= Pasquale Di Milla =

Italian priest (1869–1940)

Father Pasquale Di Milla

Rev. Pasquale Di Milla (September 8, 1869 – March 18, 1940) was one of the first active Italian priests in the Diocese of Boston, Massachusetts.

== Biography ==
Pasquale Di Milla was born on September 8, 1869, in Elena in the province of Caserta, Italy the son of Antonio and Concetta (Valardocchio) Di Milla. He was educated at the Seminary of Gaeta. He was considered a brilliant scholar. Studied in the Latin language and the writings of Virgil.

Di Milla was ordained into the priesthood in June 1892 by Archbishop Nicola Contieri. He was assigned to St. James Church in Elena and taught school there for eight years. At which point he removed to the United States and settled in Boston, Massachusetts, where he arrived on October 1, 1901, on the ship, Tartar Prince. In Boston he was placed in charge of the Italian communicants of St. James Parish on Harrison Avenue.

Father Di Milla was so successful in his position that within three years he was able to build a new church which was dedicated on October 25, 1903, and named the Church of Our Lady of Pompeii.
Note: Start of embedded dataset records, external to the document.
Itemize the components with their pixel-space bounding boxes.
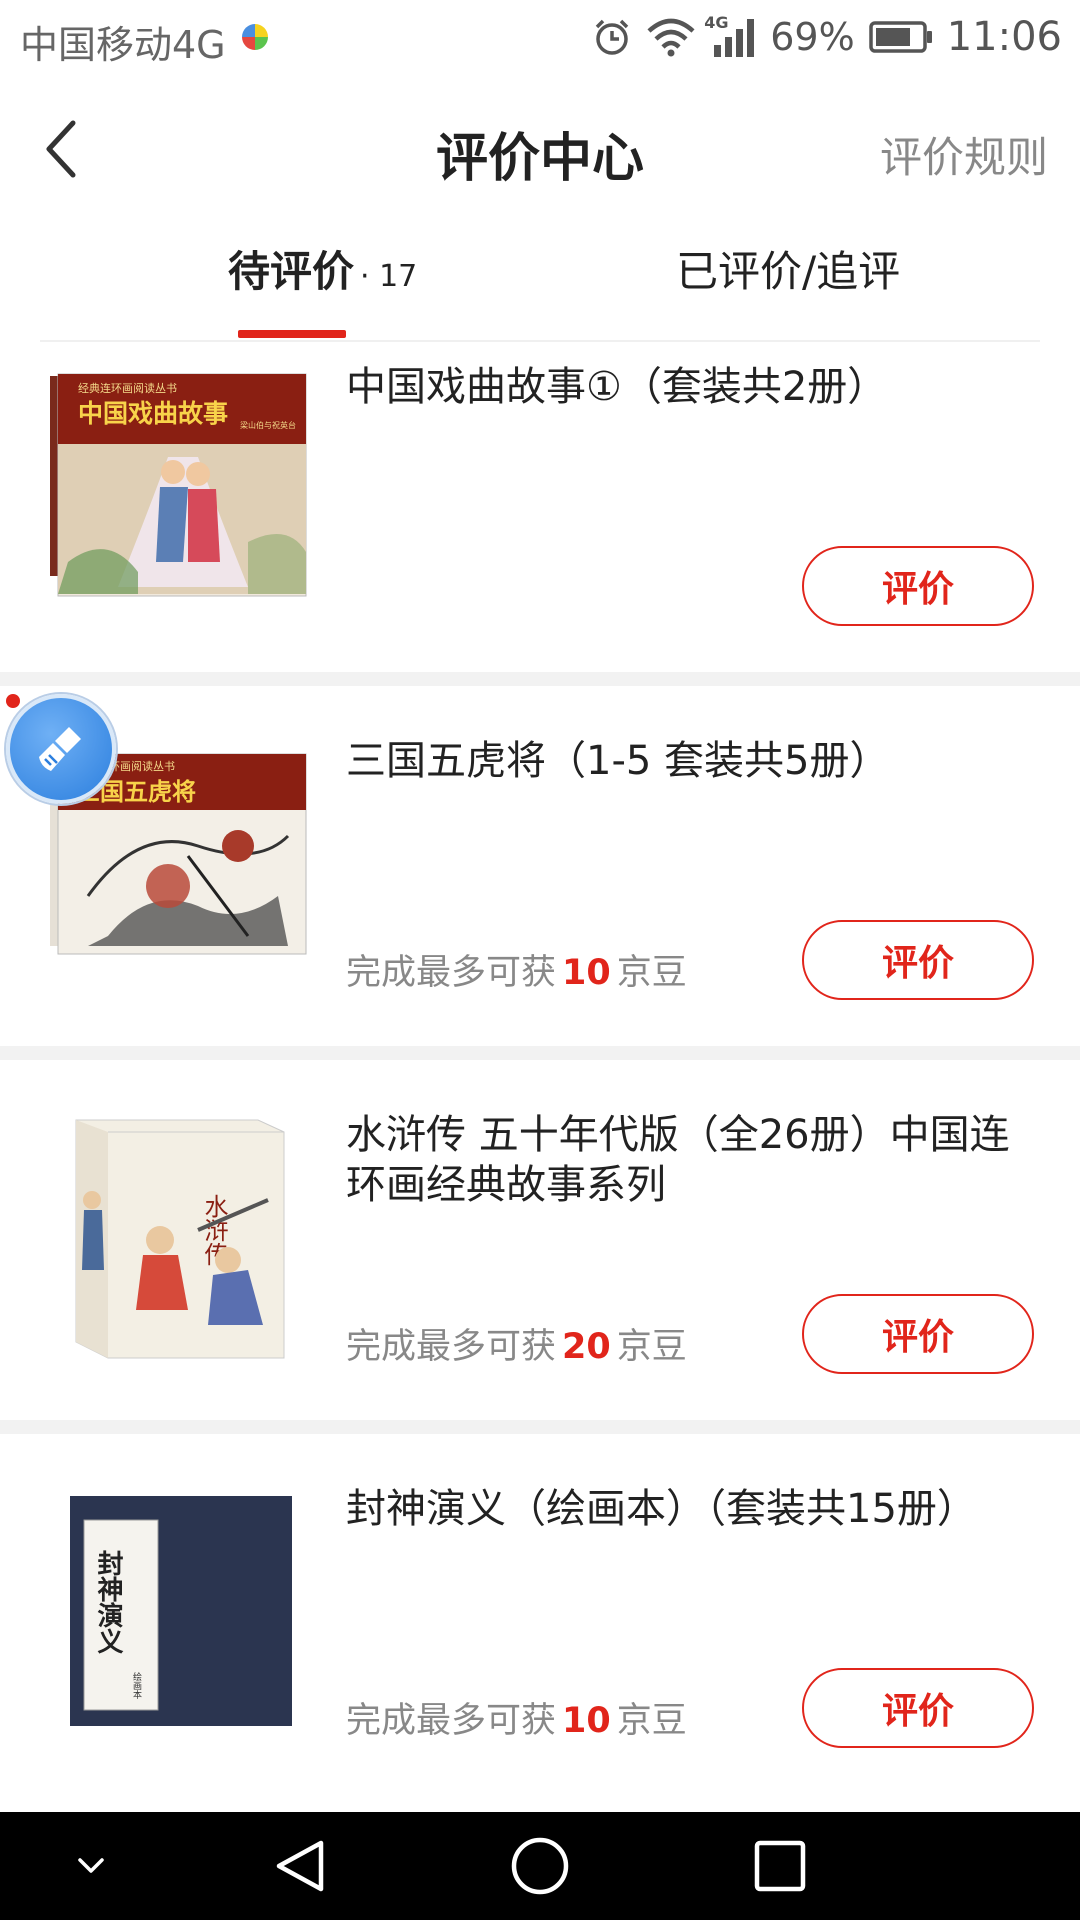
broom-icon (39, 727, 81, 771)
reward-prefix: 完成最多可获 (346, 1327, 557, 1367)
clock: 11:06 (946, 14, 1062, 60)
product-thumbnail[interactable]: 经典连环画阅读丛书 中国戏曲故事 梁山伯与祝英台 (48, 362, 308, 612)
reward-suffix: 京豆 (616, 1327, 687, 1367)
nav-collapse-button[interactable] (66, 1836, 116, 1896)
product-thumbnail[interactable]: 封神演义 绘画本 (48, 1484, 308, 1734)
tab-pending-count: · 17 (360, 259, 418, 294)
screen: 中国移动4G 4G 69% 11:06 评价中心 评价规则 待评价 · 17 已… (0, 0, 1080, 1920)
signal-icon (714, 19, 755, 57)
reward-prefix: 完成最多可获 (346, 953, 557, 993)
chevron-down-icon (78, 1858, 104, 1873)
review-list: 经典连环画阅读丛书 中国戏曲故事 梁山伯与祝英台 中国戏曲故事①（套装共2册） … (0, 342, 1080, 1794)
tab-pending-label: 待评价 (228, 247, 355, 296)
reward-prefix: 完成最多可获 (346, 1701, 557, 1741)
notification-dot (6, 694, 20, 708)
reward-points: 20 (562, 1327, 611, 1367)
reward-points: 10 (562, 953, 611, 993)
cover-subtitle: 绘画本 (131, 1671, 142, 1700)
review-button[interactable]: 评价 (802, 1668, 1034, 1748)
nav-recent-button[interactable] (748, 1836, 812, 1896)
reward-info: 完成最多可获 10 京豆 (346, 944, 687, 995)
review-button[interactable]: 评价 (802, 1294, 1034, 1374)
review-button[interactable]: 评价 (802, 920, 1034, 1000)
tab-pending-review[interactable]: 待评价 · 17 (228, 238, 417, 328)
signal-group: 4G (704, 13, 756, 59)
status-bar: 中国移动4G 4G 69% 11:06 (0, 0, 1080, 74)
active-tab-indicator (238, 330, 346, 338)
list-item: 经典连环画阅读丛书 三国五虎将 三国五虎将（1-5 套装共5册） 完成最多可获 1… (0, 686, 1080, 1046)
reward-points: 10 (562, 1701, 611, 1741)
triangle-back-icon (276, 1840, 324, 1892)
reward-suffix: 京豆 (616, 953, 687, 993)
tab-bar: 待评价 · 17 已评价/追评 (0, 224, 1080, 340)
separator (0, 1046, 1080, 1060)
cover-subtitle: 梁山伯与祝英台 (240, 420, 296, 430)
tab-reviewed[interactable]: 已评价/追评 (676, 238, 900, 328)
product-title[interactable]: 中国戏曲故事①（套装共2册） (346, 362, 1040, 412)
nav-back-button[interactable] (268, 1836, 332, 1896)
product-thumbnail[interactable]: 水浒传 (48, 1110, 308, 1360)
nav-home-button[interactable] (508, 1836, 572, 1896)
header: 评价中心 评价规则 (0, 74, 1080, 224)
cover-series: 经典连环画阅读丛书 (78, 381, 177, 395)
cover-title: 中国戏曲故事 (78, 399, 228, 428)
product-title[interactable]: 封神演义（绘画本）（套装共15册） (346, 1484, 1040, 1534)
reward-suffix: 京豆 (616, 1701, 687, 1741)
battery-icon (868, 21, 932, 53)
separator (0, 672, 1080, 686)
wifi-icon (647, 18, 695, 57)
alarm-icon (596, 19, 629, 55)
carrier-name: 中国移动4G (20, 23, 226, 67)
list-item: 水浒传 水浒传 五十年代版（全26册）中国连环画经典故事系列 完成最多可获 20 京… (0, 1060, 1080, 1420)
reward-info: 完成最多可获 10 京豆 (346, 1692, 687, 1743)
product-title[interactable]: 水浒传 五十年代版（全26册）中国连环画经典故事系列 (346, 1110, 1040, 1210)
product-title[interactable]: 三国五虎将（1-5 套装共5册） (346, 736, 1040, 786)
tab-reviewed-label: 已评价/追评 (676, 247, 901, 296)
status-icons: 4G 69% 11:06 (592, 10, 1062, 64)
circle-home-icon (511, 1837, 569, 1895)
review-button[interactable]: 评价 (802, 546, 1034, 626)
reward-info: 完成最多可获 20 京豆 (346, 1318, 687, 1369)
list-item: 封神演义 绘画本 封神演义（绘画本）（套装共15册） 完成最多可获 10 京豆 评价 (0, 1434, 1080, 1794)
square-recent-icon (754, 1840, 806, 1892)
system-nav-bar (0, 1812, 1080, 1920)
review-rules-link[interactable]: 评价规则 (880, 124, 1048, 185)
app-notification-icon (242, 24, 268, 50)
floating-assistant-button[interactable] (6, 694, 116, 804)
cover-title: 封神演义 (93, 1550, 123, 1654)
separator (0, 1420, 1080, 1434)
battery-percent: 69% (770, 15, 855, 59)
list-item: 经典连环画阅读丛书 中国戏曲故事 梁山伯与祝英台 中国戏曲故事①（套装共2册） … (0, 342, 1080, 672)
He was one of a small group of people to found St. Michael's Cemetery in Boston in 1905 and remained president for over a decade starting in 1908.

In 1920, Father Di Milla was one of the directors of the Italian Children's Home in Jamaica Plain. At a Knights of Columbus fund raiser for the home, on July 31, 1920, Charles Ponzi promised Di Milla that he would donate $100,000 for the cause in memory of his mother. Ponzi bought ice cream for all the women and children who were present. Within two weeks, however, Ponzi was arrested for his investment scam.

As a priest he was known as being zealous in his work with the poor looking after their spiritual welfare and their material needs. He remained in charge of the Italian parish work until 1927 when because of his health he was forced to resign as a pastor.

He traveled back to Italy that same year and returned to Boston after a while where Cardinal O'Connell assigned to various chaplaincies which kept him fairly busy. Father Di Milla even served as chaplain at Emmanuel College. His final assignment was as chaplain of Convent of Good Help in East Boston.

Father Di Milla died at St. Elizabeth's Hospital on March 18, 1940, after his prolonged illness. His funeral was held at 10 O'Clock in the morning on March 20, at St. Lazarus Church in East Boston.

==Sources==
- Rev. Pasquale DiMilla, Priest 47 Years, Dead - Daily Boston Globe (1928–1960); Mar 19, 1940; page 15.
- The National Cyclopædia of American Biography, Volume 16, page 279.